A number of law school students are complaining that it’s not exactly what they signed up for. They wanted to go to law school, which meant having the full experience of going to law school. You know: sitting in a classroom, bantering with classmates, going to a  place callled a library. 

Now many are in cramped apartments or back home with parents, going to school virtually because of the coronavirus outbreak that has forced most of the nation to shutdown.

Yara Rashad, a third-year law student at Notre Dame Law School, told the Indiana Lawyer Magazine that she missed the interaction with classmates and professors and even her chats with servers at her favorite coffee shop.

A third-year Howard University Law School student, Adonne Washington, penned an article for the news website, Technical.lyDc, in which she noted the challenges of online learning.

“Law happens to be quite difficult to learn in general, but then when you move the courses online to a method of learning that the professors and students are equally confused by, you end up with a disconnect.”

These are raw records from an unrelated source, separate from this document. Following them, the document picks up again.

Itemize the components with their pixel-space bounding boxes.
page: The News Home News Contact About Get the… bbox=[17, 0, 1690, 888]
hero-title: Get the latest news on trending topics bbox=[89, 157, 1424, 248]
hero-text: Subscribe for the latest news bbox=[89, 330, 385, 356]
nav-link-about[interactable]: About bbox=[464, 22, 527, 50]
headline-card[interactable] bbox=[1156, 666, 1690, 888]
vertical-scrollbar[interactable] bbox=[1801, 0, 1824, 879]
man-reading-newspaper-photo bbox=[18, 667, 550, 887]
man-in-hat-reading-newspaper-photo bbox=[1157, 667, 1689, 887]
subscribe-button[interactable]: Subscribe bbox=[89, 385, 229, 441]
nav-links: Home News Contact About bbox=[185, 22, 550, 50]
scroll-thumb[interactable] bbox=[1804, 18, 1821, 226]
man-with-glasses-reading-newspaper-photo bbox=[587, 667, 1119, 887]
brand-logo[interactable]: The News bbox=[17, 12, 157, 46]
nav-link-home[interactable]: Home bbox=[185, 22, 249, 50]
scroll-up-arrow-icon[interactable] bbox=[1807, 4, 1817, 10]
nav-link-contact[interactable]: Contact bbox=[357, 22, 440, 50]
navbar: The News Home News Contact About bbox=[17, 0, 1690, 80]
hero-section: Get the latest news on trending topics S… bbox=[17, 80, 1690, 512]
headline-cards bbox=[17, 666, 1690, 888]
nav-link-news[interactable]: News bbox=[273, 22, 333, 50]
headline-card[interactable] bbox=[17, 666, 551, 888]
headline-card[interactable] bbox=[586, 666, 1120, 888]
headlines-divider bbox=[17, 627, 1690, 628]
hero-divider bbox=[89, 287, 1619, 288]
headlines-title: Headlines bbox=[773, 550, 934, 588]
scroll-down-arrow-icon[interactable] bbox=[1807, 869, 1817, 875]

Some in legal education, however, were more positive about the transition. Harvard Law School Professor Jeannie Suk Gersen was interviewed by Harvard Law Today and said:

“I find Zoom to be highly compatible with Socratic teaching. It is easy to call on students and have lively exchanges with them, face to face. Several students remarked afterward that their classmates seem less nervous and more prepared while speaking on Zoom than in a large room of 115 students.”

Some of the more interesting comments about online learning came from law school students on Reddit, where they post anonymously.

One student wrote: “I didn’t expect it to be so hard, but I haven’t gained a thing from the month of lectures. Nothing.”

One has a sense of humor about it: “Honestly though at least you guys can blame it on zoom, I can only blame it on being much dumber than I realized.”

One was positive: “I’ve been pleasantly surprised at how well the transition to online lectures has worked.”

And finally, one expressed this concern: “The idea that we probably have to do this again next semester has me terrified.”